1. The President. All the duties usually incumbent upon the office of
President of any association shall devolve upon the President of this
association. In addition to the usual duties of a presiding officer, he
shall appoint all the other officers of the League.

2. The Secretary and Treasurer shall perform all the duties usually
incumbent upon such officers.

3. The Editor shall select and edit all matter offered for publication,
make, in conjunction with the President, contracts with a publisher,
and perform all other duties usually pertaining to such an office.

4. The Governing Board shall have the power to make and adopt a
constitution and by-laws, and make laws and regulations in accordance
therewith for the government of the association; and shall perform all
other duties of an advisory and executive nature.

5. The Vice-President shall look after the interest of the League
in their respective States, and endeavor to enlist the interest and
co-operation of the teachers of their States. Each Vice-President shall
exercise a general supervision of the local Leagues of his State, and
advise and assist in the organization of such Leagues. He shall be on
the alert to collect any folk-lore of his locality and State.


                             ARTICLE VII.

                 DUTIES OF MEMBERS AND LOCAL LEAGUES.

It shall be the duty of local Leagues and individual members everywhere
to report to the President or Editor, or to the Vice-President of the
State, any folk-lore they may find.


                             ARTICLE VIII.

                              AMENDMENTS.

This constitution may be amended by a majority vote of the Governing
Board and Vice-Presidents, or by a majority vote of the delegates
in any annual meeting. Any member or local League may petition the
Governing Board for an amendment.


                              ARTICLE IX.

This Constitution shall go into effect as soon as it shall have
received the assent of a majority of the Governing Board.

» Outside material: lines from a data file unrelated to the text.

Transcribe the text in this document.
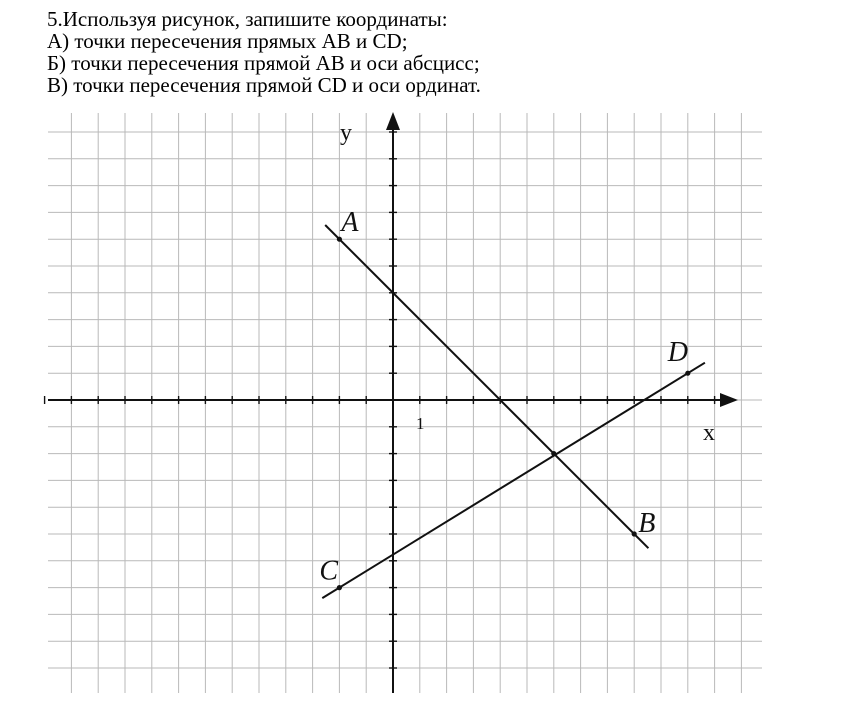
5.Используя рисунок, запишите координаты:
А) точки пересечения прямых АВ и CD;
Б) точки пересечения прямой АВ и оси абсцисс;
В) точки пересечения прямой CD и оси ординат.
x
y
1
A
B
C
D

                              BY-LAWS[2]

1. The annual membership fee of this association shall be half-dollar,
to be paid to the Treasurer direct, or to the Vice-President of the
State, or, if a member of a local League, then to the proper officer of
such a League.

2. Subordinate, or local, Leagues may be formed in any community in
accordance with the regulations prescribed by the National League. Such
local Leagues when organized may adopt their own laws and rules of
procedure, provided nothing shall be done which is not in accord with
the constitution of the National League.

The Governing Board shall devise and prescribe rules for the
organization of subordinate Leagues.

3. The Subordinate Leagues shall be responsible to the National League
for annual fee of ten cents a member due the National League by local
members. For Junior Leagues there shall be no fee.

4. The general officers shall make an annual report to the general
meeting of the League.

5. No officer of the League shall draw a salary.

6. The fees collected from members shall be devoted exclusively to
paying the expenses which the general officers and vice-presidents have
incurred in the exercise of their duties.


[2] Subject to amendments at each annual meeting.